Changes in these may have to wait longer. A comprehensive set of direct-tax reforms are expected next year, with the government likely to overhaul India’s nearly six-decade old Income Tax Act, with a modern contemporary Direct Taxes Code.
A six-member panel is drafting a legislation that would draw from other countries, international best practices and also keep in mind India’s economic needs. The report is expected by July-end.
Accelerating household spending, which accounts for more than half of India’s GDP, is critical to reviving the broader economy.
India's GDP grew 5.8 percent in January-March, while "real" or inflation-adjusted GDP grew 6.8 percent in 2018-19, lower than previous year's 7.2 percent. The growth in GDP was slowest since 2014-15.
Slowdown signs have been visible since 2018, with the GDP growing 6.6 percent in October-December 2018. The national income data has reinforced deceleration signs that were emanating from a slew of shop-end data, such as car and consumer goods sales, often seen as indicators of trends in household spending.
MAKING FARMING REWARDING
Sitharaman announced a grand plan to deal with India's chronic agrarian distress. It includes incentives for home-delivery startups to aggregate products from farmers, creating 10,000 farmer produce organisations and a national warehousing network along highways.
The blueprint also includes creating a mobile app-based system for direct marketing by farmers, a separate fund for fish and aquatic farming, a village storage scheme of agri-produce and a special plan for using uncultivated rural land for solar farming.
These are part of the Centre's policy interventions to enable investment worth Rs 25 lakh crore, both by the government and the private sector, in India’s rural economy spread over a five year period, as promised by the BJP in the run-up to the election.
Big data, artificial intelligence (AI) and blockchain technology are major vehicles in the plan to make agriculture a rewarding vocation by giving farmers a higher price for their produce and bring them closer to the markets.

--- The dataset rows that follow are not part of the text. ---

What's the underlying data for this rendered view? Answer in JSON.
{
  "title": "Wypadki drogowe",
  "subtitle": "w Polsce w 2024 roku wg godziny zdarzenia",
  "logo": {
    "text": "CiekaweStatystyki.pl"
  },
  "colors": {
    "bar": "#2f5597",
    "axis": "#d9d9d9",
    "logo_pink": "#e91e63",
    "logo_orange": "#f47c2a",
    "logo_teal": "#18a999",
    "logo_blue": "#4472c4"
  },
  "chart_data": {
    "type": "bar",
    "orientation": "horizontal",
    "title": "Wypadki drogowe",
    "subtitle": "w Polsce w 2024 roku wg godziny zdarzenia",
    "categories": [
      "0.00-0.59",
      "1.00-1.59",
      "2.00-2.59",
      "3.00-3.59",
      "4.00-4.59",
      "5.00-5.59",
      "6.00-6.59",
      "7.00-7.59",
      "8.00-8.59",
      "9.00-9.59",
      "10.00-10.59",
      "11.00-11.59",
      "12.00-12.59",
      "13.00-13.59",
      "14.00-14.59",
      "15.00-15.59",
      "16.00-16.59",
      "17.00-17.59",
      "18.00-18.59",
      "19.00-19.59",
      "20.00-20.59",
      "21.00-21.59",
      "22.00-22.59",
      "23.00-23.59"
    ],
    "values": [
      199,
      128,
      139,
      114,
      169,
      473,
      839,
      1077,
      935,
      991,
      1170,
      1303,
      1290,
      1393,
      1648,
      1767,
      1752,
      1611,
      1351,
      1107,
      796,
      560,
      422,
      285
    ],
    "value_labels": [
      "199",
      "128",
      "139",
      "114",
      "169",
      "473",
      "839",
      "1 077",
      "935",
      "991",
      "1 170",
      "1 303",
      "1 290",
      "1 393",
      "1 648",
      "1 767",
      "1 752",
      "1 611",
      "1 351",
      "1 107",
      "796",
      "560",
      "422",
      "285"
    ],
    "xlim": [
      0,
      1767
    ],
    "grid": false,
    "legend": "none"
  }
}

The new set of policies will also look at extensive use of big data, artificial intelligence (AI) and block chain technology as vehicles to enable farmers to get swifter and accurate information about weather, prices and other aspects.
Over the last two years, farmers have been protesting in several states, demanding better prices and debt write-offs. Cheap food may be good for consumers, but lower prices have meant that farmer income has remained flat.
India's long slowdown in food prices – “disinflation” as economists call it– may well be symptomatic of a problem of abundance.
The current price crash is partly due to bumper winter-sown crops that have flooded mandis. With few buyers, the glut had forced farmers to dump products at throwaway prices to clear up a piling mount of vegetables.